Gia Coppola: A Hollywood Prodigy

Sofia’s niece takes on new roles behind and in front of the camera.

Photography by David Slijper Styled by Patrick Mackie

In photographs, Gia Coppola—the granddaughter of Francis Ford and niece of Sofia and Roman—is strikingly feline, a lithe cat who seems a little wild. But in person, she’s girlish and soft-spoken, amused and detached at the same time. It’s not the sort of commanding personality that would foretell a career as a movie director. “In high school, I didn’t always relate to my friends,” says Coppola, 27. “I was more of a spectator.” 
The budding filmmaker’s first feature, Palo Alto (out May 9), 
is an astutely observed record of teen ennui. There’s sex and drugs and car crashes, but the film, which Coppola adapted from James Franco’s 2010 short-story collection of the same name, is just as much about the ellipses between the misadventures. “My goal 
was to capture that essence of young adults trying to find their place in life,” she explains.
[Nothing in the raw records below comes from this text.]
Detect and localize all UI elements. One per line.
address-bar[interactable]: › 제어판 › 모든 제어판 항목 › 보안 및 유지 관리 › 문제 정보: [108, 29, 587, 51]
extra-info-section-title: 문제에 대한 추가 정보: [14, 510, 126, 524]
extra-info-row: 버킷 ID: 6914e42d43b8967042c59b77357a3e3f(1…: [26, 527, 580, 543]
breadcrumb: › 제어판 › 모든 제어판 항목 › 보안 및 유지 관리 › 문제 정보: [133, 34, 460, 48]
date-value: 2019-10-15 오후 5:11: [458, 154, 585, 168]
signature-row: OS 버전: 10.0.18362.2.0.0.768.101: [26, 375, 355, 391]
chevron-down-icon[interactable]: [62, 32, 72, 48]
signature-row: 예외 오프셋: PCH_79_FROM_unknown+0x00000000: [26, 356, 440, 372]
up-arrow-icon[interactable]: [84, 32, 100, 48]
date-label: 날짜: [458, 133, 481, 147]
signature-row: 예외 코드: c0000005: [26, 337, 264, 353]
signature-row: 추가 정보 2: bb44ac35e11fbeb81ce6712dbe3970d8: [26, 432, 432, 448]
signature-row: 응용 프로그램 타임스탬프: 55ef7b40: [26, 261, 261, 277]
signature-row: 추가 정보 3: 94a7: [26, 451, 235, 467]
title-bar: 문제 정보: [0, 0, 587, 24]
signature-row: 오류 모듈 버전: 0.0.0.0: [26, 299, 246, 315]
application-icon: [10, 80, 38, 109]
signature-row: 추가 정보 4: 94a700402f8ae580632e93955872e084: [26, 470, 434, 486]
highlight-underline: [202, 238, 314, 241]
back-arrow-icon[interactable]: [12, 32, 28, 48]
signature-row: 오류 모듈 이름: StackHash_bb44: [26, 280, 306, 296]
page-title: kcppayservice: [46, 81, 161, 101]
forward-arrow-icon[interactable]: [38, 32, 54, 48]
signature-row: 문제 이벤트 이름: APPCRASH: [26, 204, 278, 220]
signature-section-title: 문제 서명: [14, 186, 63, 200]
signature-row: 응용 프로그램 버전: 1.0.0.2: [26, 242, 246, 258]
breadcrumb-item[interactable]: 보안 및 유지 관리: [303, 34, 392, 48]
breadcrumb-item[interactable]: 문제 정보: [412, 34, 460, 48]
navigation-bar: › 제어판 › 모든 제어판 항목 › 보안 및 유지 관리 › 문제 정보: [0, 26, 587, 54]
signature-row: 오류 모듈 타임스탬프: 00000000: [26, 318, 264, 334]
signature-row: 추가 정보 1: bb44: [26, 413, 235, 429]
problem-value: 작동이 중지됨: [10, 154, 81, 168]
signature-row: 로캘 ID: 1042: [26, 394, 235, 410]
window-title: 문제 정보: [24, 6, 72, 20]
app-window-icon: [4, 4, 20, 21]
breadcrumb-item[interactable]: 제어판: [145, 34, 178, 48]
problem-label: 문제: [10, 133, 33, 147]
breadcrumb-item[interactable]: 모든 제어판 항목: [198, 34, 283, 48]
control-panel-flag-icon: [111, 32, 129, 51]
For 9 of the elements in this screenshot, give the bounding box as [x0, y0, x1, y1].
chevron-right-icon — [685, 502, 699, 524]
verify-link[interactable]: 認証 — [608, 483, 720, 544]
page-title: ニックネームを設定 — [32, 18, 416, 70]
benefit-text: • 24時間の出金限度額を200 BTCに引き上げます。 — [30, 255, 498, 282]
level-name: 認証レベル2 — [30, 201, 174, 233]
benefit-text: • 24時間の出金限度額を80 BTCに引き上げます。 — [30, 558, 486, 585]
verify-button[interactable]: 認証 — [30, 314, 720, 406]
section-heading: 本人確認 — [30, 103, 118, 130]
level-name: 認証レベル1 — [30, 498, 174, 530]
After studying photography at Bard College in upstate 
New York, Coppola started making short films for fashion brands like Rodarte, Opening Ceremony, and Diane von Furstenberg. “That was kind of my film school,” she says. Higher education came on the set of her grandfather’s 2011 movie, Twixt, where 
she shot behind-the-scenes footage. Ultimately, it wasn’t the Coppola clan that pushed her into the family business, but Franco. After they were introduced by her mother, 
the stylist Jacqui Getty, at a party, the actor sent Coppola his book and encouraged her to turn it into a movie. She fleshed out her favorite characters and cast a crew 
of Hollywood up-and-comers, as well 
as Franco (who plays a predatory girls’ soccer coach) and Val Kilmer (a pot-smoking dad). There is just one member of Coppola’s family in the film—her mother, who has a cameo as an unwitting yoga mom. “I had to force her to do it,” Coppola says. “And now she wants to act all the time.”